How Valid Are Cortisol and Galvanic Skin Responses in Measuring Student Stress During Training? Comment on the Psychological Effects of Simulation Training

We read with great interest the article “Comparing the Psychological Effects of Manikin-Based and Augmented Reality–Based Simulation Training: Within-Subjects Crossover Study” by Toohey et al [1]. We commend the authors for considering medical students’ psychological well-being and the risk of excessive stress in the advent of augmented reality (AR) exploration. However, we wish to discuss certain aspects of the research.

First, the time point of salivary cortisol measurements, at 15 minutes post simulation, may not be sufficient, as cortisol levels peak approximately 30 minutes after a stressful event [2]. Hence, the traumatic scenario ending of pediatric death may not be captured in this last cortisol measurement, underestimating the stressful impact of the scenario. In addition, interperson variability is exacerbated by factors including smoking, coffee, and alcohol consumption [2]. Hence, measurement or controlling of these factors prior to simulation may aid in the accuracy of results. Moreover, as nearly one-third of individuals do not mount a cortisol response [2], markers such as α-amylase, as done by Stecz et al [3], may be considered in the future.

Comparable stress responses between AR and manikin-based simulations are promising for the future of AR in medical teaching. However, we are concerned about the validity of the galvanic skin response (GSR) measurement, especially as it was the only finding that differed between both simulations.
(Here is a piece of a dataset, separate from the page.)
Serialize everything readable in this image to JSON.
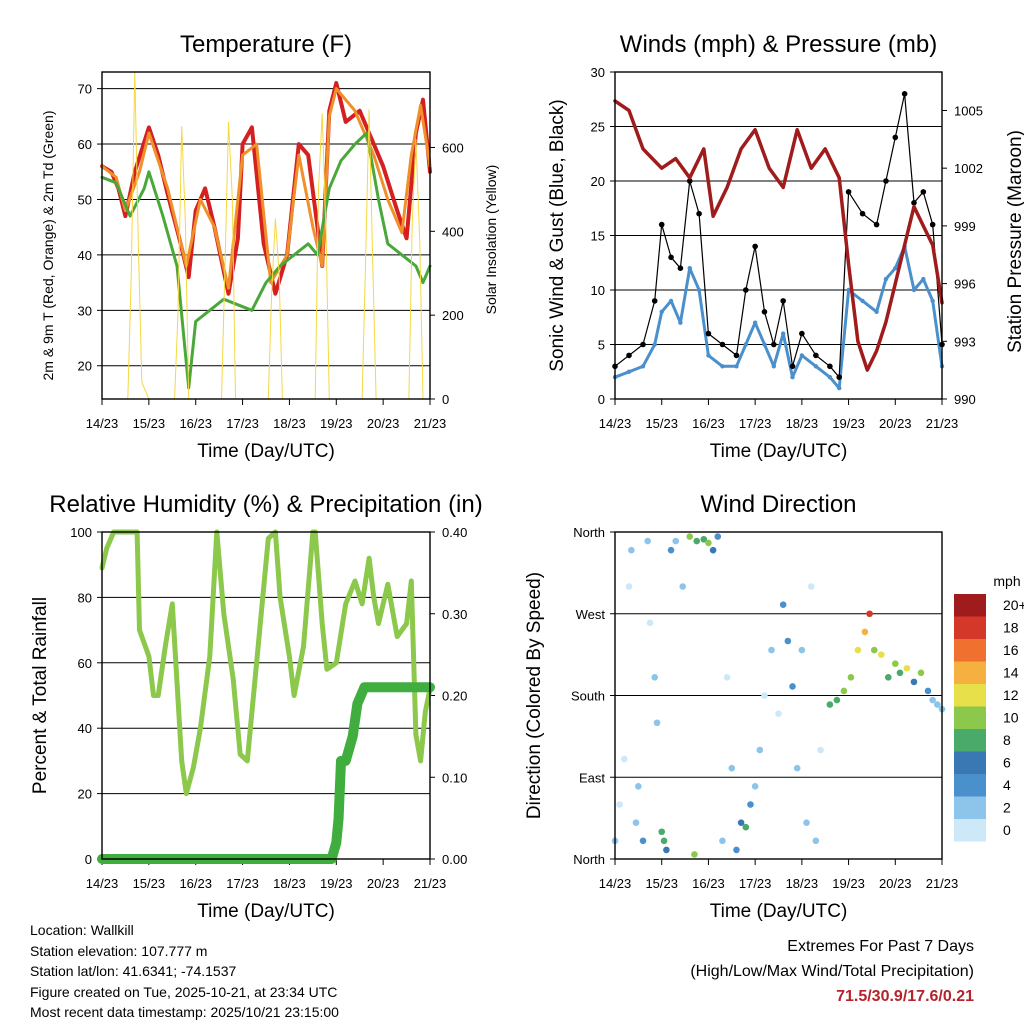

Participants may have had excess palmar sweat or products interfering with the GSR measurement (eg, hand lotions); this was not addressed in the protocol through prior handwashing [4]. Postsimulation GSR measurements may also be worthwhile to observe because the stress during personal postsimulation reflection has not been considered.

Furthermore, student demographic characteristics, including socioeconomic background and ethnicity are not detailed. Members of racial and ethnic minority groups and the working class experience greater chronic stress and cumulative stress exposure during their lives [2]. As such, these characteristics are suggested to influence physiological and psychological stress responses [2]. Hence, these potential confounders should be detailed and adjusted so that the study results are considered in the context of wider student populations. Determining the representativeness of the student sample would also be aided by detailing the proportion of participants with pre-existing psychological traits (ie, depression and posttraumatic stress disorder).

The implications of this study for future research are promising. Stecz et al [3] measured heart rate variability and blood pressure, which could be useful, as greater cardiovascular responses to stress increase long-term cardiovascular risk. Furthermore, it could also be valuable to have further descriptions of the students’ opinions regarding which simulation fulfilled their learning outcomes better. Additionally, knowing student perspectives on whether a certain scenario suited one type of simulation more than the other can explore the nuances of simulations; it may be that one modality is not best for all scenarios.

In conclusion, the authors have conducted a valuable and needed study in the face of the ever-growing field of AR. However, we highlight recommendations regarding outcome measurements, demographics, and avenues for future exploration.